1. Analysis by Court
Applying the test set forth in Manders v. Lee, 338 F.3d 1304, 1309 (11th Cir. 2003) (en banc), the court weighed the following factors: (1) how state law defines a sheriff’s office; (2) what degree of control the state maintains over a sheriff’s office in making personnel decisions; (3) where a sheriff’s office derives its personnel funding; and (4) who is responsible for covering judgments entered against a sheriff’s office.
Concerning the first factor, the court determined that state law defines a sheriff’s office as primarily a state entity that performs primarily state functions. Regarding the second factor, the court noted that, although the governor has the statutory authority to investigate and suspend sheriffs for misconduct in the performance of his duties, the sheriffs are largely independent from the state when making personnel decisions. Concerning the third factor, the court concluded that a sheriff’s office is primarily funded by the county in which it is located rather than by the state.
Regarding the fourth factor, which is typically regarded as the most important factor, the court noted that the state is not obligated to pay judgments entered against a sheriff’s office. The court observed that any such judgment would have to be paid out of the sheriff’s office’s own general budget, which is primarily funded by the county in which it is located. The court explained that, although state funds might also be implicated in a budgetary shortfall caused by an adverse judgment, it would be the responsibility of the county commission to provide additional funds and the responsibility of the county’s voters to replace the sheriff. Thus, weighing these four factors together, the court concluded that the sheriff was not entitled to Eleventh Amendment immunity with respect to his termination decisions.
2. Significance of Decision and Uncertainty Following Decision
The Keene decision is important because it clearly precludes a county from automatically being dismissed from a § 1983 claim based upon Eleventh Amendment immunity. However, the decision does not address the issue of whether a county is automatically considered a joint employer with a sheriff for purposes of a Title VII claim or even a joint employer for purposes of a § 1983 claim. Arguably, the Keene decision stands only for the proposition that a county may not be dismissed solely on the basis of Eleventh Amendment immunity but still may be a proper party because it is an “employer” or “joint employer” in an employment claim. The decision does not squarely address this issue, although its language provides some support for the proposition that a county may be sued as the employer of someone who works in a sheriff’s office. Whether or not the Eleventh Circuit will extend the Keene rationale to a county that exercises so little control over a sheriff’s office that it should not be considered an “employer” remains to be seen.

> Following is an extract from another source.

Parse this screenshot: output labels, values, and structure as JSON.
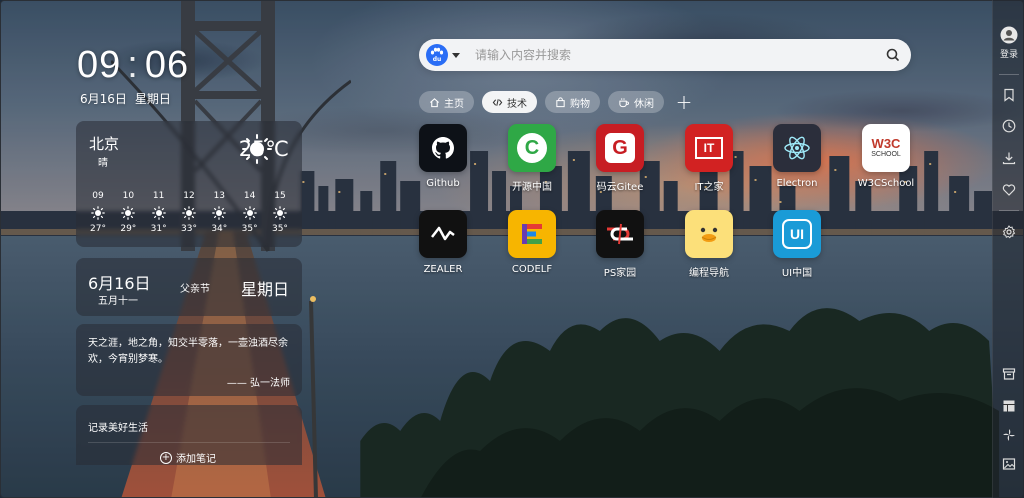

The Keene decision may not yet be final as the County could ask for enbanc review by the full Eleventh Circuit. In the meantime, because the Keenedecision is unpublished, it is not binding authority.
It still may be cited as persuasive authority and may signal how the Eleventh Circuit would assess a Georgia sheriff’s assertion of Eleventh Amendment immunity arising out of a termination decision in future cases. Furthermore, if the analysis set forth in Keene is adopted in future cases, Georgia sheriffs likely would not be able to assert Eleventh Amendment immunity with respect to other personnel decisions, such as hiring, promotion and demotion decisions.